Darunter eine Brille, "um immer den richtigen Blick für die Menschen zu haben, die Hilfe brauchen", sowie ein Paar Arbeitshandschuhe, weil Leibe stets bereit sei, Dinge anzupacken. Der OB zeigte sich beeindruckt von der Lobrede, die "die Latte für das nächste Jahr hoch hängt", wie er lachend zugab. Prinzenzunft-Präsident Jürgen Schlich überreichte neben der Urkunde sowie der Ehrennadel 500 Euro. Letztere gab der Preisträger gleich wieder an Aloys Hülskamp weiter - als Spende für das Jugendwerk Don Bosco.

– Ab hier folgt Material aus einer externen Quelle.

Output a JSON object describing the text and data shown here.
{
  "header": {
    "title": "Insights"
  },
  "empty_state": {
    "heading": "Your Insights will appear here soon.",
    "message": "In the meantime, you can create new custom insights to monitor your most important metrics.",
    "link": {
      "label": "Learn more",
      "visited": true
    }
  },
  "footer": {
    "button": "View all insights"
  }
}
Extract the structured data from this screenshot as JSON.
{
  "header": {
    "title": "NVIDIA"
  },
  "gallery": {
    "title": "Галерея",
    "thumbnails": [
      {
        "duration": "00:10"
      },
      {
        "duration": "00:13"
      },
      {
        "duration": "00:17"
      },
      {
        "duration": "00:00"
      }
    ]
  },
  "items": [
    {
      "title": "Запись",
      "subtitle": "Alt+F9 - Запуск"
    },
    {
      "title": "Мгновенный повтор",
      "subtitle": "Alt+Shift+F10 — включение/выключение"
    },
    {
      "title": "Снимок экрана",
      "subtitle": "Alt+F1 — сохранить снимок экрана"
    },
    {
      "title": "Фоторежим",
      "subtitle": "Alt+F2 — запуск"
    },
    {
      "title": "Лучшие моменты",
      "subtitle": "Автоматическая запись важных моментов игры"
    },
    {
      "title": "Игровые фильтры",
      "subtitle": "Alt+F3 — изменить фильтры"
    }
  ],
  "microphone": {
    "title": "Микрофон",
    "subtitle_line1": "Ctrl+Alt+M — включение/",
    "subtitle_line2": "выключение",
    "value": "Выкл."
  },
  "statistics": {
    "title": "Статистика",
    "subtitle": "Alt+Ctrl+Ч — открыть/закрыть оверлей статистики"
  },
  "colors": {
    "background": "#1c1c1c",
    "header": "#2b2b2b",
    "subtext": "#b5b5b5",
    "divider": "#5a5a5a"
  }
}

Der Namensgeber des Preises, Franz Weißebach, lebte von 1860 bis 1925 und hatte seinerzeit der Stadt Trier sein Erbe mit der Bedingung vermacht, davon den Bau eines Krematoriums zu finanzieren. Nur wenn der Stadtrat dies fünf Jahre hintereinander ablehne, dürfe das Geld für die Anlage eines Volksgartens verwendet werden. Der Plan des Schalks ging auf - fünf Jahre hintereinander musste der Stadtrat im katholischen Trier das Testament auf die Tagesordnung setzen, bis schließlich der Palastgarten angelegt werden konnte.